The debate of the potential impact of Massive Open Online Courses (MOOCs) on the world of higher education has been raging since their introduction in 2011. Trustees, board members, and academics across the country are debating the opportunities and threats of the massive-scale, online offerings.
While elite universities are debate whether MOOCs have a place in their curricula (and whether they should be producing MOOCs for distribution / sale), regional and community colleges are facing a more existential problem: adoption of MOOCs create more competition in an already highly competitive space.
More than eighty percent of US colleges are the nonselective, community-college type, and their students tend to be more sensitive to both cost and convenience than those at elite universities. A recent survey from the Instruction Technology Council found that demand for community college distance learning is increasing – even as traditional enrollment falls – and that schools are increasingly using hybrid, Web-assisted, Web-enhanced, and Web-facilitated offerings. Community college administrators, while remaining skeptical of MOOCs, are exploring ways to take advantage of the new course model.
MOOCs claim to offer a path for providing convenient, high-quality content at low cost. But can they really deliver? For colleges considering incorporating MOOCs in their curricula, performance measurement and data analysis are paramount.

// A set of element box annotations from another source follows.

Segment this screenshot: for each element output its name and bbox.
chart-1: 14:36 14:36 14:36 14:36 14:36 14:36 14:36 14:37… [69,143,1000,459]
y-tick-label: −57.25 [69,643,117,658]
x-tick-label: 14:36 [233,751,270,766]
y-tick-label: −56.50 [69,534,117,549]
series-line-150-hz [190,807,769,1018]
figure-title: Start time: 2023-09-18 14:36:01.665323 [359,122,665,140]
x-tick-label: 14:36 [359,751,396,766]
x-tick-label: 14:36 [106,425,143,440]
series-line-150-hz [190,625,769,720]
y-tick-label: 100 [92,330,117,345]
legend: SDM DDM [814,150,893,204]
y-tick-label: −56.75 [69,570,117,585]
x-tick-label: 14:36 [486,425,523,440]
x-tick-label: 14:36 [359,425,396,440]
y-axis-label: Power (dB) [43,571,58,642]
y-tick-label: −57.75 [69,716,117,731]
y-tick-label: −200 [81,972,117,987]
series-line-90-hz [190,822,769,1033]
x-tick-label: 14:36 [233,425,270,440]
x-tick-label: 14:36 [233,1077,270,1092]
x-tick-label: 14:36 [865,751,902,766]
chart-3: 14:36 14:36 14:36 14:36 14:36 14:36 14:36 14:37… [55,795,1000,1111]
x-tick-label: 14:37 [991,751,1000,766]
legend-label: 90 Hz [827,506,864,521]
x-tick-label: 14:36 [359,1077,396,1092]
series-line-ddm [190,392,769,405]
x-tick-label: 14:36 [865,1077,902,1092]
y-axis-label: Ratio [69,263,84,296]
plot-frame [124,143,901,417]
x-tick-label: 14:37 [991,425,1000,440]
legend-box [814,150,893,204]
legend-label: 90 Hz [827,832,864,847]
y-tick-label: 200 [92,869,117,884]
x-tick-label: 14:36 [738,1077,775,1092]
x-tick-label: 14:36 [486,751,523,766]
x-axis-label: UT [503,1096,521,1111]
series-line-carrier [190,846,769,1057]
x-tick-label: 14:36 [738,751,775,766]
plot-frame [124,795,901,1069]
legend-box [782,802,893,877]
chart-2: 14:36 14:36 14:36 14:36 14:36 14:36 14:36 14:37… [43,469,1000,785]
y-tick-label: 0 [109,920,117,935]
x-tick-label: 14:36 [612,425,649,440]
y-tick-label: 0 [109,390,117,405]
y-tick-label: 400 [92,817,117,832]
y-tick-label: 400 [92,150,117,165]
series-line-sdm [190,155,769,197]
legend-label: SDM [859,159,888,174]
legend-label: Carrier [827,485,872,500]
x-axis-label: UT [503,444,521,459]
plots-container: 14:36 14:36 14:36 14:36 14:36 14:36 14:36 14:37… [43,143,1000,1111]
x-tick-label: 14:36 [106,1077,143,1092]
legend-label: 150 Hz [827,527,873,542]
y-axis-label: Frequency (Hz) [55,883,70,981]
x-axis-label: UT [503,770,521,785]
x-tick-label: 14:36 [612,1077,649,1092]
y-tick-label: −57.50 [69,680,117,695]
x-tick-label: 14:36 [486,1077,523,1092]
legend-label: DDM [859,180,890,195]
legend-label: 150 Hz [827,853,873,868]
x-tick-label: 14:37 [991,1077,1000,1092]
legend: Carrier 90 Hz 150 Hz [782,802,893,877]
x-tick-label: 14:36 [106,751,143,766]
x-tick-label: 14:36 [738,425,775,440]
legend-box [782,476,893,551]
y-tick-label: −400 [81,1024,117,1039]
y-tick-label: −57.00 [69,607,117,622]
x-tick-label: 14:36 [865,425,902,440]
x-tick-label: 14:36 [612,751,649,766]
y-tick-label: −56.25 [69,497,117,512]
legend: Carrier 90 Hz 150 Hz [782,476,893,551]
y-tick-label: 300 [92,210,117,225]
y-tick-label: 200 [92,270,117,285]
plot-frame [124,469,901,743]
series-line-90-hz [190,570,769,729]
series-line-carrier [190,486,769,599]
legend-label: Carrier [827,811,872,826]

Effective use of data and analytics is necessary to make informed decisions about course delivery methods. Would MOOCs be effective at your institution? Can you prove it? Which course types and teaching methods yield the best results? Can you predict student success based on internal and external factors? ASR's experience with its clients shows that online education has somewhat lower student success and completion than hybrid or completely face to face instruction. But in any delivery mode, engagement has proven to be one of the primary success factors. The key question is how to provide that engagement in a MOOC environment. By measuring and testing various engagement approaches in online delivery, these insights can help you make the best decisions – and can enable you to design your future courses to increase student success.